Pub Date: Sept. 1st, 2002
ISBN: 0-7278-5829-7
Publisher: Severn House

Move over, 007. Veteran thrillermeister Gardner (Day of Absolution, 2000, etc.) launches his new series with an entertaining retro-ride to London during the Blitz. It’s the first of six to feature charmingly cheeky Detective Sergeant Suzie Mountford and her struggle for legitimacy in a world defined by unabashed male chauvinism. DCI Harvey, for instance, wants Suzie to make the tea, do the typing, and leave the actual sleuthing to them as was born to it. It’s what she’s used to, and she’s prepared to grin and bear it since, for reasons not entirely clear even to herself, a copper’s life is what she’s set on. With the arrival of elegant, enlightened Detective Chief Superintendent Tommy Livermore, however, Suzie suddenly finds herself actively involved in a major homicide investigation: the brutal murder of a well-known BBC personality.
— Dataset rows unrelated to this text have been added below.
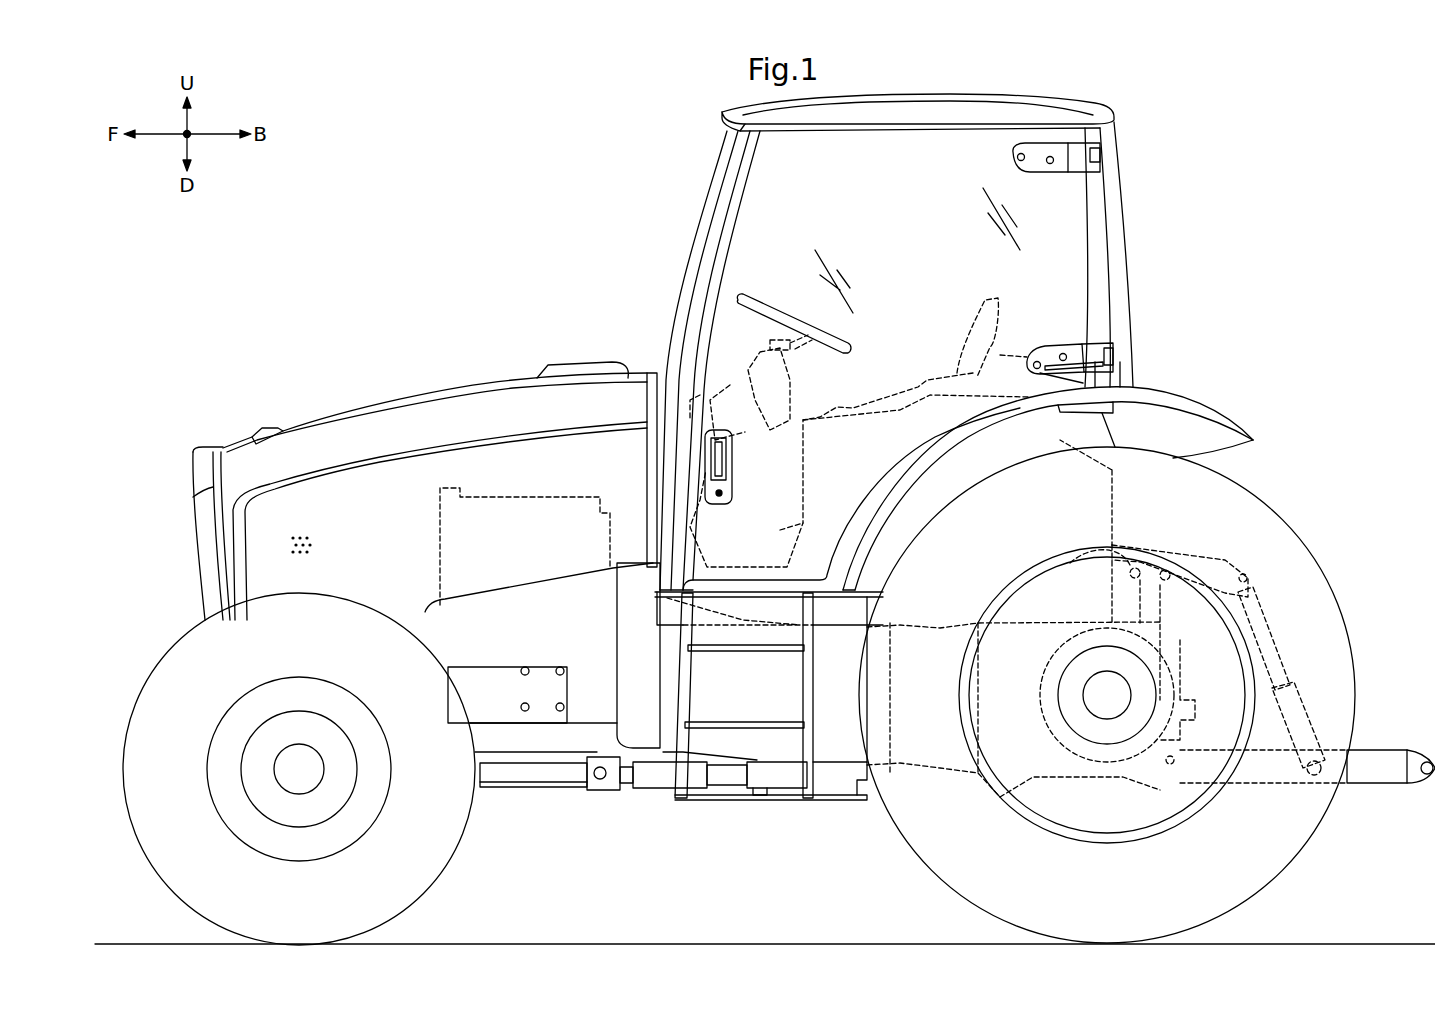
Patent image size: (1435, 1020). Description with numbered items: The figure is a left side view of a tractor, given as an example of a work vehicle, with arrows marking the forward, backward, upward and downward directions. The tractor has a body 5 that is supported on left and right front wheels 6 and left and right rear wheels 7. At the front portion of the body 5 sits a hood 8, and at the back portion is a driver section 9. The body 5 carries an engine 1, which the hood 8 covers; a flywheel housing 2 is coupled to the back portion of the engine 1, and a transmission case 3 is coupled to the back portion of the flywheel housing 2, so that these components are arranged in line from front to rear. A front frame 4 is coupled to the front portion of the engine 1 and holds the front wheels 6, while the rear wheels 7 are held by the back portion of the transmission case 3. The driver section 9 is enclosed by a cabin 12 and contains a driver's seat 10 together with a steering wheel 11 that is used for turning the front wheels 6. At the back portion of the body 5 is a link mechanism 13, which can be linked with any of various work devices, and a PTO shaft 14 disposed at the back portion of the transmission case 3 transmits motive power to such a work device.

The engine 1 is at (583, 713).
The flywheel housing 2 is at (643, 740).
The transmission case 3 is at (840, 740).
The front frame 4 is at (497, 672).
The body 5 is at (777, 767).
The front wheels 6 is at (452, 860).
The rear wheels 7 is at (923, 866).
The hood 8 is at (434, 384).
The driver section 9 is at (933, 331).
The driver's seat 10 is at (963, 330).
The steering wheel 11 is at (783, 317).
The cabin 12 is at (1075, 117).
The link mechanism 13 is at (1380, 791).
The PTO shaft 14 is at (1242, 762).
At first, she attributes the new assignment to the manpower shortage. But there’s more to it than that. DCS Livermore, an authentic visionary, sees a department in which women work with men as colleagues rather than on sufferance and has hand-picked Suzie for service in his gender-bending vanguard. He just plain likes Suzie—likes her a lot, though probably not as much as she likes “Dandy Tom, the lovely Detective Chief Superintendent” with whom she acknowledges herself “besotted.” Romance established, then duly sublimated, the two buckle down efficiently to catch a crafty, elusive serial killer.

The overlong saga inevitably sags here and there, but Suzie’s all-out pursuit of a sociopathic villain, a meaningful career, and someone to take her virginity is a delight.